Distribution of Arabidopsis accessions investigated. Accessions of the Arabidopsis lyrata complex were analysed for nuclear ITS and PgiC regions, and cpDNA trnL/F. Accessions of the Arabidopsis halleri complex were analysed for PgiC only. Maximal glaciation of the LGM is drawn according to Ehlers and Gibbard [56].

Figure 2

Distribution of cpDNA trnL/F suprahaplotypes in the Arabidopsis lyrata complex. Data newly presented in this study were combined with previous results from Koch and Matschinger [27] and Schmickl et al. [28]. TrnL/F suprahaplotypes were characterised as trnL intron and trnLF-IGS excluding the pseudogene-rich region in the trnLF-IGS. Accessions from Austria are listed separately. Maximal glaciation of the LGM is drawn according to Ehlers and Gibbard [56].

Figure 3

CpDNA trnL/F suprahaplotype network of the Arabidopsis lyrata complex. Data newly presented in this study were combined with previous results from Koch and Matschinger [27] and Schmickl et al. [28]. TrnL/F suprahaplotypes were characterised as trnL intron and trnLF-IGS excluding the pseudogene-rich region in the trnLF-IGS. The sizes of the circles indicate the relative frequency of a suprahaplotype in the whole dataset.

Figure 4

Distribution of accessions with/without PgiC1 amplification in the Arabidopsis lyrata complex and A. halleri. Amplification was successful in Arabidopsis halleri ssp. gemmifera from China and Japan, and in Central European subspecies of the Arabidopsis halleri complex (ssp. dacica, ssp. halleri, and ssp. tatrica). Amplification was also successful in all A. kamchatica accessions. Maximal glaciation of the LGM is drawn according to Ehlers and Gibbard [56].

Figure 5

Distribution of ITS supratypes in the Arabidopsis lyrata complex. Data newly presented in this study were combined with previous results from Koch and Matschinger [27] and Schmickl et al. [28]. ITS supratypes were characterised as ITS1, 5.8 S rDNA, and ITS2 region, with ambiguous sites replaced by the bases with higher fluorescence intensity in the electropherogramm.
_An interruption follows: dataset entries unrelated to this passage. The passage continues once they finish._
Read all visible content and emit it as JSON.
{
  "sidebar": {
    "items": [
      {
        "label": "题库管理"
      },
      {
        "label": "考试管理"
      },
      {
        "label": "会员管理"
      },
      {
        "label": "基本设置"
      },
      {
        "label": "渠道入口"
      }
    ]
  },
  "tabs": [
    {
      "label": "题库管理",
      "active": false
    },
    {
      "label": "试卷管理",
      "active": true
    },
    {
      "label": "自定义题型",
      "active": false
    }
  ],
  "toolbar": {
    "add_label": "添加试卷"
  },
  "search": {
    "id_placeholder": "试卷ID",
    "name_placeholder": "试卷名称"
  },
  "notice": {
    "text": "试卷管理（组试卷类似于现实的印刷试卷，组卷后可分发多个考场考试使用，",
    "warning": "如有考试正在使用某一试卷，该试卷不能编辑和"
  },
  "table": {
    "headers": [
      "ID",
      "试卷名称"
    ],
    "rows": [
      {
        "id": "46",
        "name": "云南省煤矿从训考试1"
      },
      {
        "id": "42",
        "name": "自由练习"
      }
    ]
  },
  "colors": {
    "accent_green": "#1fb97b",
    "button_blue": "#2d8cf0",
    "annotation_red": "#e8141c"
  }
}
Sequences with equal fluorescence intensity of the two bases at the ambiguous positions were only found between ITS supratypes b and e and labelled b/e ambiguous. The ITS supratypes are corresponding to those shown in Figure 6. Maximal glaciation of the LGM is drawn according to Ehlers and Gibbard [56].

Figure 6

Strict consensus tree from the maximum parsimony analysis of ITS supratypes in the Arabidopsis lyratacomplex and Arabidopsis halleri ssp. gemmifera. From altogether 10 ITS supratypes (with ambiguous sites replaced by the bases with higher fluorescence intensity in the electropherogramm) of both the A. lyrata complex and A. halleri ssp. gemmifera, a strict consensus tree (length = 43) was constructed using maximum parsimony with MEGA version 4.1 [60]. Heuristic searches were performed with 10 random addition sequences and Closest Neighbour Interchange (CNI) branch swapping. Bootstrap values were calculated based on 500 replicates. Consistency index (CI) = 0.89, retention index (RI) = 0.96. Arabidopsis thaliana was used as outgroup.